Meshell Ndegeocello
Carolina Theatre, Durham
Wednesday, Feb. 18, 2015


More than two decades ago, a friend gave me a bootleg cassette of Meshell Ndegeocello’s Plantation Lullabies. I had been tinkering with the bass for about six months, and her music was an affirmation, a window into myself. Here’s this little black, bald, bisexual woman endowed with genre- and gender-defiant prowess, wielding the bass like she invented it. I played that cassette until the spools refused to cooperate. With this newfound authorization to destroy the bounds of my very own construction, I also began shedding my skin. I agreed to create music however and with whomever I wanted.

The next few years found me traveling up and down the East Coast at any mention of a Meshell show. I eventually opened for her at The Lincoln Theatre with my three-piece Southern rock band. I’ve since vacillated between hip-hop, soul and rock, largely because Ndegeocello was the first to give this black girl the necessary (and oft-dimmed) green light.
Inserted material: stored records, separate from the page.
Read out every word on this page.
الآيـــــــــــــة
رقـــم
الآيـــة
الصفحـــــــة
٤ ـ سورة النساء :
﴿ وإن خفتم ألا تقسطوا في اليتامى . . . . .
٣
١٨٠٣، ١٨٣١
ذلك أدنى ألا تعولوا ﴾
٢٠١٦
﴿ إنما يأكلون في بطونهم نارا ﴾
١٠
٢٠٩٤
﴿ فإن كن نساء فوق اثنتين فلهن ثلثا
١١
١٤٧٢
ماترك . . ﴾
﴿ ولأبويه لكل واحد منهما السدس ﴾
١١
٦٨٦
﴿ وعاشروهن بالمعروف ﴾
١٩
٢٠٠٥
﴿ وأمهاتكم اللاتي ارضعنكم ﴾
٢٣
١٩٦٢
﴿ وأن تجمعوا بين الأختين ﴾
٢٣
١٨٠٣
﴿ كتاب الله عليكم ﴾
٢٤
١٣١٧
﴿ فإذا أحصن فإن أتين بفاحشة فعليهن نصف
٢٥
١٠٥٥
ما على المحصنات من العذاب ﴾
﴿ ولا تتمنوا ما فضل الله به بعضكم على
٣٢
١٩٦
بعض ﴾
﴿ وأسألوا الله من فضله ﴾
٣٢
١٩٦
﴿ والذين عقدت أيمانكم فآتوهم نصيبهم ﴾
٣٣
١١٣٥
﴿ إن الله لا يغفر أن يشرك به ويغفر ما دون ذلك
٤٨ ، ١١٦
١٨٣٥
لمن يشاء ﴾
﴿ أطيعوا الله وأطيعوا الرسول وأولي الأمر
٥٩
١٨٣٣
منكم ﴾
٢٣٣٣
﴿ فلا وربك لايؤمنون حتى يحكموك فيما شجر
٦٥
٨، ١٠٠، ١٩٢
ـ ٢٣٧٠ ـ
Billed as “An Evening with Meshell Ndegeocello,” her performance last night at Durham’s Carolina Theatre offered similar sanction. The show marked the bassist/singer/songwriter’s third appearance in Durham in less than three years. The first and second were Duke Performances gigs that highlighted selections from Ndegeocello’s salute to North Carolina’s finest objector, Nina Simone. Ndegeocello proved a likely successor to Simone’s legacy of depth and defiance.

Last night, at the start, Ndegeocello launched into tunes from Pour Une Âme Souveraine — A Dedication to Nina Simone, accompanied by an intensely percussive unit featuring Chris Bruce on guitar, keyboardist Jebin Bruni and Abraham Rounds on drums and backing vocals. Her stage presence is less flamboyant these days, more centered and experiential. That indisputable bass technique remains; the profundity of each note still finds its way down to the belly’s bottom, where it settles into a pulsating warmth.

The nowhere-near-capacity crowd got all pentecostal holiness while witnessing to “Grace,” a dark but hopeful ballad from Ndegeocello’s 1999 album, Bitter. “Outside Your Door,” a real crate-dig for old-schoolers harkening back to Plantation Lullabies and 1993, followed.

The rest of the evening offered a steady ebb of mid-tempo grooves from Ndegeocello’s last three efforts, Comet Come to Me, Pour Une Âme Souveraine and the Joe Henry-produced Weather. Each composition highlighted the interplay of uncluttered vocals and Bruni’s tumescent keys. Bruce, along with Ndegeocello’s Fender force, created a reggae-influenced pocket exemplified on tracks like “Forget My Name” and a remake of the Whodini classic, “Friends.”

The inventiveness of artists like Meshell Ndegeocello is not only informative, it’s imperative. In a moment of cookie-cutter pop displays, personalities as richly understated as hers give music a resounding and distinct voice. Her catalog continues to grow more rebellious in this way.

To generations of artists seeking to alienate confines of genre and gender with unrelenting surety and seething sex appeal: Permission granted.